Die vergangenen drei Jahre waren ein Charaktertest. Ich habe mir in dieser Zeit auch aus dem Ausland genau angeschaut, was Freunde und Bekannte, frühere Arbeitgeber oder lokale Brauereien und Restaurants in sozialen Netzwerken so vom Stapel gelassen haben. Die negativen Überraschungen haben dabei leider überwogen. Menschen, die ich bis dahin eindeutig im freiheitlichen Lager verortet hatte, haben sich als autoritätsbesoffene Mitläufer entpuppt, für die das Eintreten für Freiheit wahrscheinlich immer schon lediglich Mittel zum Zweck gewesen war. Im Nachhinein gab es da so einige rote Flaggen, die ich wohl in der Vor-Corona-Zeit einfach nicht sehen wollte. Corona hat diese Naivität beerdigt – ein reinigendes Gewitter.

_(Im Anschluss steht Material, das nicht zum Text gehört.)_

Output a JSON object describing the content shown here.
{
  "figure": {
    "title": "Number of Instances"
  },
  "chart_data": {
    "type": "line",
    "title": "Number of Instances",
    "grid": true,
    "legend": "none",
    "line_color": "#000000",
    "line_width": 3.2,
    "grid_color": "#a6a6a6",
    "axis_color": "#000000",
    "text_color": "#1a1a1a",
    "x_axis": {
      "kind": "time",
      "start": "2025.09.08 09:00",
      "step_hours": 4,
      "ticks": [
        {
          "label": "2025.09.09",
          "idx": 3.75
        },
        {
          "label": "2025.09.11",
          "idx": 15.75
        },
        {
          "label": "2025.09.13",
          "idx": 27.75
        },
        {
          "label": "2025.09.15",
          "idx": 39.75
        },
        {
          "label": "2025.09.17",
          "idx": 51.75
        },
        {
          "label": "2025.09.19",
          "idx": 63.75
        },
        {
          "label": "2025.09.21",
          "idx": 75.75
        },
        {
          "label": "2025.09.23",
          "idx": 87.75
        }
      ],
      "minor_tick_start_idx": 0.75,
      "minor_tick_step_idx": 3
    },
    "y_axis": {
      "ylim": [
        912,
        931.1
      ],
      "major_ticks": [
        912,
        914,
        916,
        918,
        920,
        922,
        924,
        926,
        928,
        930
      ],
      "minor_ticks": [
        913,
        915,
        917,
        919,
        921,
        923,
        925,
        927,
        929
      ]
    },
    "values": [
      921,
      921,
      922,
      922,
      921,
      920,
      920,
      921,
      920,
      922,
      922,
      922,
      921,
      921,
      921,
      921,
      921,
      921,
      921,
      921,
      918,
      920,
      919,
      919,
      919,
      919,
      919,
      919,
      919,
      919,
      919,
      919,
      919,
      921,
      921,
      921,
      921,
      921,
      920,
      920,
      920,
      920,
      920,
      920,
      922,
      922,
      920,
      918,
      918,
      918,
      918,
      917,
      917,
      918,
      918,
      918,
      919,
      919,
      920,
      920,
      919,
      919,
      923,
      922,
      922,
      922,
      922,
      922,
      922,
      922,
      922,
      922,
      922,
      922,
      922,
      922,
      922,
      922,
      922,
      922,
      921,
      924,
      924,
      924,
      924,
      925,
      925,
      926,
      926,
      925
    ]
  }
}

Baff bin ich über die Chuzpe vieler, die jetzt ohne ein Wort der Entschuldigung einfach zur Tagesordnung zurückkehren wollen. Sind sich diese Leute eigentlich der Tragweite dessen bewusst, was sie getan haben, welch menschliches Leid sie mitzuverantworten haben? Da tun viele jetzt so, als hätten sie keine Wahl gehabt. Schuld sind die Politiker und, ja, der Drosten und andere Virologen natürlich. Die Deutschen sind ein Volk von großen Kindern, die nie gelernt haben, Verantwortung für das eigene Handeln zu übernehmen. Im Englischen gibt es dafür einen beißend ironisch konnotierten Begriff: „Good German“. Eine gewisse historische Kontinuität kann man kaum von der Hand weisen.
Was eine politische Aufarbeitung der vergangenen drei Jahre angeht, da mache ich mir keine Illusionen. Es sind schließlich nach wie vor dieselben Leute an den Schalthebeln der Macht, die politisch und publizistisch den Covid-Terror zu verantworten haben. Und eine gesellschaftliche Aufarbeitung scheitert auch daran, dass sich eben einfach zu viele Menschen im Alltag schuldig gemacht haben: der Lehrer genau wie die Kassiererin im Supermarkt, der Hausarzt, die Krankenschwester, der Schaffner, der Busfahrer, selbst der Bäcker und der Metzger.
Doch vielleicht gibt es zwischen Aufarbeiten und Vergeben und Vergessen noch einen dritten Weg. Viel ist in den vergangenen Monaten von der „Heilung gesellschaftlicher Spaltungen“ die Rede gewesen. Warum sollte das wünschenswert sein? Mal ehrlich: Mit den Leuten, die meine Eltern ausgegrenzt und zu Aussätzigen erklärt haben, die sich zu Helfershelfern einer autoritären Gesundheitsdiktatur gemacht haben und heute nicht einmal ein Bekenntnis der Reue über ihre Lippen bringen, möchte ich gar nicht mehr Teil derselben Gesellschaft sein. Ich lebe gerne in einer Parallelgesellschaft, in der ich mich, ähnlich wie Ausländer, die ohne Sprachkenntnisse hierherkommen, gerne nur noch mit denen abgebe, die meine Sprache sprechen, die nicht totalitär denken, den Wert wahrer Freundschaft verstehen, und die sich ihre Menschlichkeit bewahrt haben. Der Rest kann mir gestohlen bleiben.